Na hora do encontro, porém, nada de álcool — os engradados de cerveja e demais bebidas ficam numa sala ao lado. Durante a acolhida, feita em um espaço onde costumam ocorrer os shows durante a tarde e a noite, o pastor oferece apenas café, biscoitos e bolo de fubá. Depois dos sermões, o destino dos fiéis é livre: quem quiser pode cair à vontade na gandaia, nas festas promovidas pela Casa Porto. Inclusive provando os drinques da casa.

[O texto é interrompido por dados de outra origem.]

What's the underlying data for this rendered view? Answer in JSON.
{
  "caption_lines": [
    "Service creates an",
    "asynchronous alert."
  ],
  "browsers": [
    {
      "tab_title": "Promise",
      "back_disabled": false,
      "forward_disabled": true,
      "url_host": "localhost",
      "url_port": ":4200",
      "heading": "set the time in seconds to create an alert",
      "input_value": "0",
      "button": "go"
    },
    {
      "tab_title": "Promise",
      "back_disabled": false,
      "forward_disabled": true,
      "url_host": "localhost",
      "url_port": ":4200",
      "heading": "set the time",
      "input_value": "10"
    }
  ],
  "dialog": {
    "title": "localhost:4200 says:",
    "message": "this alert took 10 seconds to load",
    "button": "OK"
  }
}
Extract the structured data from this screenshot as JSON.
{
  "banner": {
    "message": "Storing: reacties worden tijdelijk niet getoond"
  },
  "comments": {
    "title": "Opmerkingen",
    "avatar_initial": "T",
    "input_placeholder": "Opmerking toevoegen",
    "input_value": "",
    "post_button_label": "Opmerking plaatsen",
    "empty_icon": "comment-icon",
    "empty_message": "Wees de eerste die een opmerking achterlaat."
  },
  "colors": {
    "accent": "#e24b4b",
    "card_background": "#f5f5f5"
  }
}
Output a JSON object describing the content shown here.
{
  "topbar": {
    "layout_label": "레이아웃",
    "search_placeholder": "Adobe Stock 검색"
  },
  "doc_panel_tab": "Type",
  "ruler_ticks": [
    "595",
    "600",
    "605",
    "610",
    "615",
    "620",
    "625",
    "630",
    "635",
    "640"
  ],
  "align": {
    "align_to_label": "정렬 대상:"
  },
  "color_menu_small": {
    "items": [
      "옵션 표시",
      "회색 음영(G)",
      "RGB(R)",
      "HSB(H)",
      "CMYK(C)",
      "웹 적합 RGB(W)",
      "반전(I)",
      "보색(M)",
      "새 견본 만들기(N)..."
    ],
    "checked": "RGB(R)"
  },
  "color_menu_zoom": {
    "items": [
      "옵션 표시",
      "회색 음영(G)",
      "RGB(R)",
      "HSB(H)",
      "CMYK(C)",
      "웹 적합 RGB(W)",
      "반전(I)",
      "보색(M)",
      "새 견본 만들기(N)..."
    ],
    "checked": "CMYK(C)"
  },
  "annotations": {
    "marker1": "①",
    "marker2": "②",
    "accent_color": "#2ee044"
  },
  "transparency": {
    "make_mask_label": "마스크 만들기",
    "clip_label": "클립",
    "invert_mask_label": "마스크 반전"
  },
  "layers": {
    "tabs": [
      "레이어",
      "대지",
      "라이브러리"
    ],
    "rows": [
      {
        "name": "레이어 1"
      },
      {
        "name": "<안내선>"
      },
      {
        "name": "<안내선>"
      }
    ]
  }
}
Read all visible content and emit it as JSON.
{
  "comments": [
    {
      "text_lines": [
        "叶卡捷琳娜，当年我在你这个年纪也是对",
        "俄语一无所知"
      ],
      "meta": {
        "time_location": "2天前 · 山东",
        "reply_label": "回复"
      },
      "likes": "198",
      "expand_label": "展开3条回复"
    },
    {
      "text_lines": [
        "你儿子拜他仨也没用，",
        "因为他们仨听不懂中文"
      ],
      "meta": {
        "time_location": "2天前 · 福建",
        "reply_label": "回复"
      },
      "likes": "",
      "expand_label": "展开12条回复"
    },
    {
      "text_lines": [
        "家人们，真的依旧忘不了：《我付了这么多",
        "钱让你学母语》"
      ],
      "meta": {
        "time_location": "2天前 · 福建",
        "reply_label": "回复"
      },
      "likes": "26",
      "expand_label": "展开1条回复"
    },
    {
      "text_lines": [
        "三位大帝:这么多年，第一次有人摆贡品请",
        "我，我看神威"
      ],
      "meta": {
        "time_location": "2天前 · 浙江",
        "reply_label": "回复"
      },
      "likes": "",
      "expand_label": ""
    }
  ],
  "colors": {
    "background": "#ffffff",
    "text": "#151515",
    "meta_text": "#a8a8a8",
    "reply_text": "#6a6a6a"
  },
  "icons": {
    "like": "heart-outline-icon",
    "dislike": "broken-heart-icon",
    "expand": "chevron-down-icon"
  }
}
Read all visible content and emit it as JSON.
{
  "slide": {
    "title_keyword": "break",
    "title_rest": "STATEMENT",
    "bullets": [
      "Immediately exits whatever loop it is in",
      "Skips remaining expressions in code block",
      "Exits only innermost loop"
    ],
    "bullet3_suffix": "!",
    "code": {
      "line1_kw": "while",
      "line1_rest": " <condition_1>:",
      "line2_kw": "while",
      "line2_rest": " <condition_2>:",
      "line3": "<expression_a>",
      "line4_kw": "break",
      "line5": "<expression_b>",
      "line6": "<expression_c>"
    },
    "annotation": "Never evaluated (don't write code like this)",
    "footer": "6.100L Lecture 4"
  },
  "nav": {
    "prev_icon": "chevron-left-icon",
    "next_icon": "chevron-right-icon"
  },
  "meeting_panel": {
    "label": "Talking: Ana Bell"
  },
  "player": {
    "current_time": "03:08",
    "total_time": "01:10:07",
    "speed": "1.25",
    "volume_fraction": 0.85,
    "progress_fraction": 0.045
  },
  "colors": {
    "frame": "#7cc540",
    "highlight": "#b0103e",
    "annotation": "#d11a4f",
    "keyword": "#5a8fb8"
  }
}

A igreja mais progressista de Marco tem atraído fiéis como a professora Evelyn da Luz, de 37 anos, que deixou de frequentar um templo em Vila Isabel em busca de maior liberdade e reconhecimento. O motivo foi um ataque que sofreu nas redes sociais, feito por uma pastora da igreja, por causa de uma foto em que Evelyn aparecia pulando carnaval. Agora, a professora, e sua filha de 8 anos, se encontraram na nova denominação.
— Passei por situações desagradáveis e postei essa foto porque queria celebrar a vida. Fiquei super mal com o ataque. Uma amiga entrou em contato comigo, tomamos um café, e ela falou do início dessa igreja. Eu quero poder adorar Deus sem doutrina de isso ou aquilo. Agora me sinto muito bem com os irmãos que compartilham da mesma opinião que eu — diz Evelyn.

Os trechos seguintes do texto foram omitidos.